Well again, from past experience -O3 doesn't really care about
code size or cache line so much. All optimizations passes which
lower the code this way do so during SSA transformations, so
irrespective of what is being targeted.
My reason for reporting this was to inquire about for loop
unrolling behaves in later versions of the back end, ask about
jump generation vs jump-free alternatives (LDC showing the
correct way to do things) and to ask if there are any
suboptimality nasties junking in code that does not merely come
down to driving an assert.
I would hope for an optimisation that handles the case of
dense-packed cmp #1 | cmp #2 | cmp #3 | cmp #4 etc, especially
with no holes, in the case where _all the jumps go to the same
target_, so this can get reduced down into a two-test range
check and huge optimisation. I would also hope that conditional
jumps followed by an unconditional jump could be spotted and
handled too. (Peephole general low level optimisation then? ie
jxx L1 / jmp L1 = jmp L1)
But is it really sub-optimal what -O3 is doing? Have you
benchmarked it? I certainly didn't.
---
bool IsPowerOf2(T)(T x) pure nothrow @safe @nogc
out ( ret )
{
assert( ret == true || ret == false );
debug
{
bool b = false;
foreach( s; 0.. 8 * x.sizeof )
b = b || ( x == (1uL << s) );
assert( ret == b );
}
}
body
{
return ( ( x & (x - 1) ) == 0 ) & (x > 0);
}
bool t1( int x )
{
return IsPowerOf2( x );
}
void main(string[] args)
{
int test()
{
return t1(cast(int)args.length);
}
import std.datetime.stopwatch;
import std.stdio;
auto r = benchmark!(test)(10000000);
writeln(r);
}
---
[54 ms, 299 μs, and 5 hnsecs]: gdc -O3 -fdebug --param
max-peel-branches=32
[168 ms, 71 μs, and 1 hnsec]: gdc -O3 -fdebug --param
max-peel-branches=24
Looks like that despite your complaint, it is 3x faster with what
you call "strange nonsensical code generation". :-)

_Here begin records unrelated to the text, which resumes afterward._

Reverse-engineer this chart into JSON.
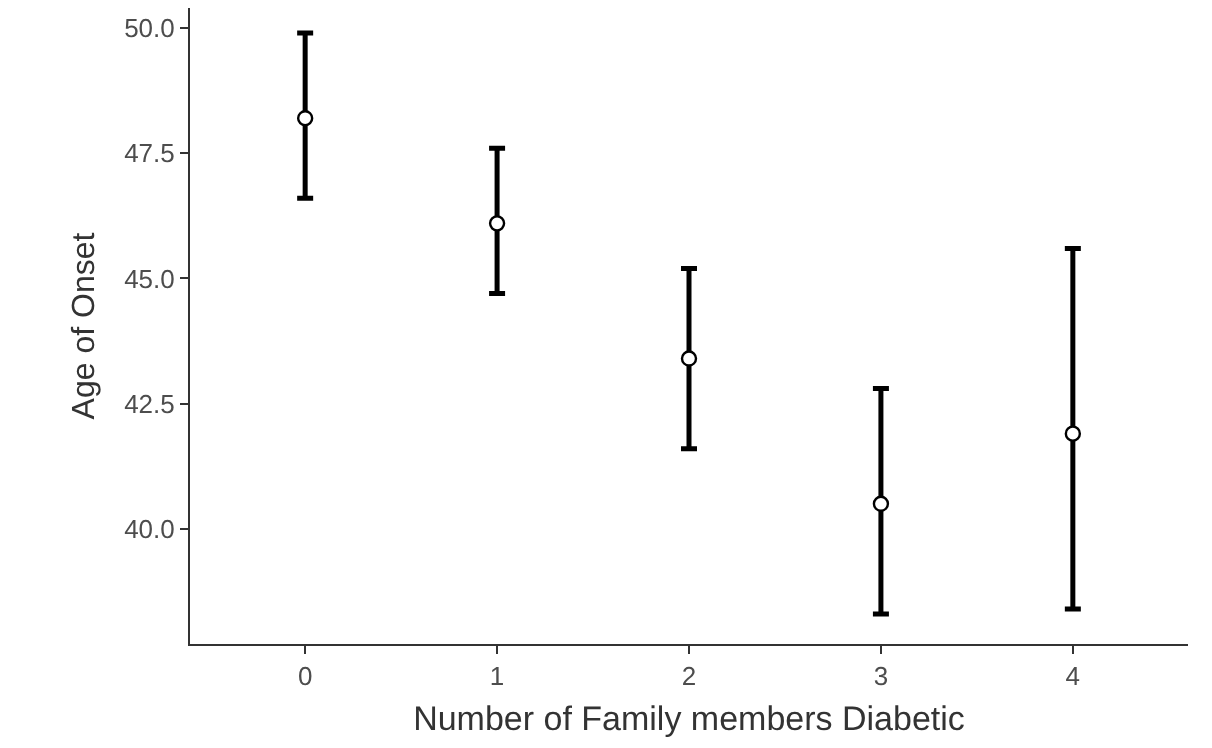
{
  "chart_data": {
    "type": "scatter",
    "xlabel": "Number of Family members Diabetic",
    "ylabel": "Age of Onset",
    "categories": [
      "0",
      "1",
      "2",
      "3",
      "4"
    ],
    "values": [
      48.2,
      46.1,
      43.4,
      40.5,
      41.9
    ],
    "errors": [
      [
        46.6,
        49.9
      ],
      [
        44.7,
        47.6
      ],
      [
        41.6,
        45.2
      ],
      [
        38.3,
        42.8
      ],
      [
        38.4,
        45.6
      ]
    ],
    "color": "#000000",
    "marker": "circle",
    "grid": false,
    "ylim": [
      37.7,
      50.4
    ],
    "yticks": [
      {
        "value": 40,
        "label": "40.0"
      },
      {
        "value": 42.5,
        "label": "42.5"
      },
      {
        "value": 45,
        "label": "45.0"
      },
      {
        "value": 47.5,
        "label": "47.5"
      },
      {
        "value": 50,
        "label": "50.0"
      }
    ]
  }
}
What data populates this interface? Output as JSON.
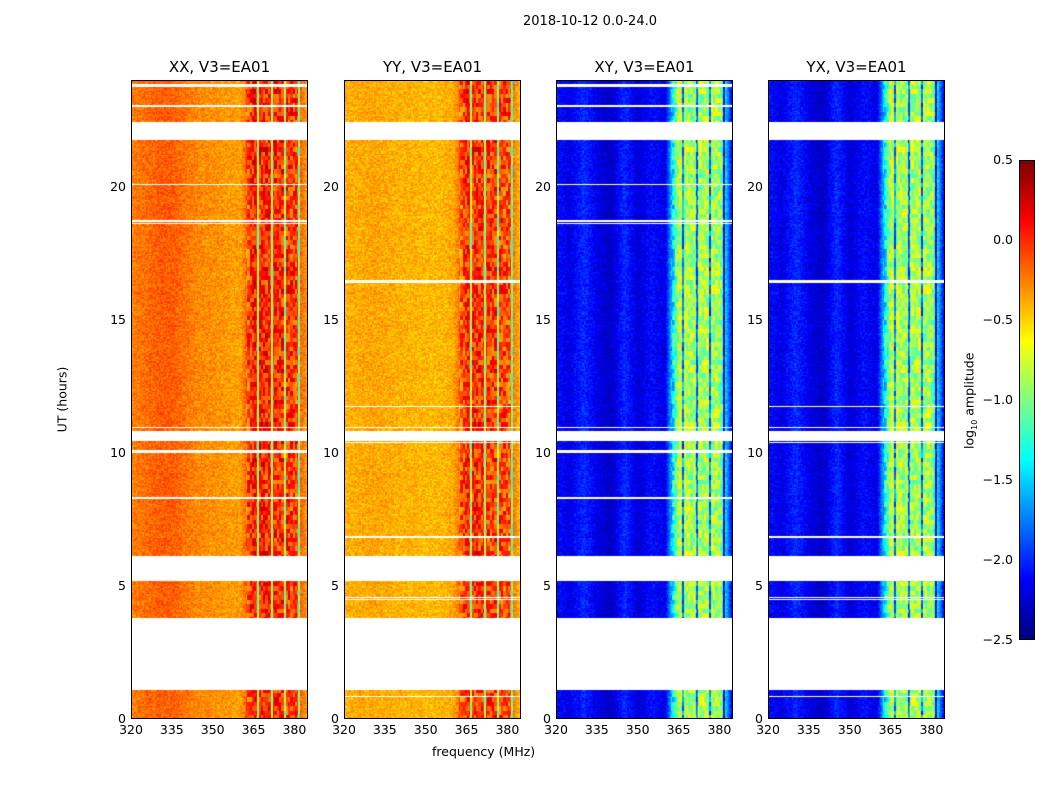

Perhaps this is all being generated too late and optimisations
have ready happened and they opportunities those optimisers
provide have been and gone. Would it be possible for the
backend to include a number of repeat optimisation passes of
certain kinds after unrolled code is generated, or doesn't it
work like that?
I had a quick look, and there is a control parameter for this -
'--param max-peel-branches', the default value is 32, reducing it
to 24 is enough to ensure that the complete unrolling never
happens, but see benchmarks for why changing this may not be a
good idea.
Anyway, this is not for you but for that particular backend, I
suspect. I was wondering if someone could have a word, pass it
in to the relevant people. I think it's worth making -O3 more
generally usable rather than crazy because it features good
ideas gone bad.
No, as a language implementer, our job is only to guarantee that
semantic never breaks. Anything else is not relevant to us.
In this case though, it looks like everything is fine though and
there's nothing to report.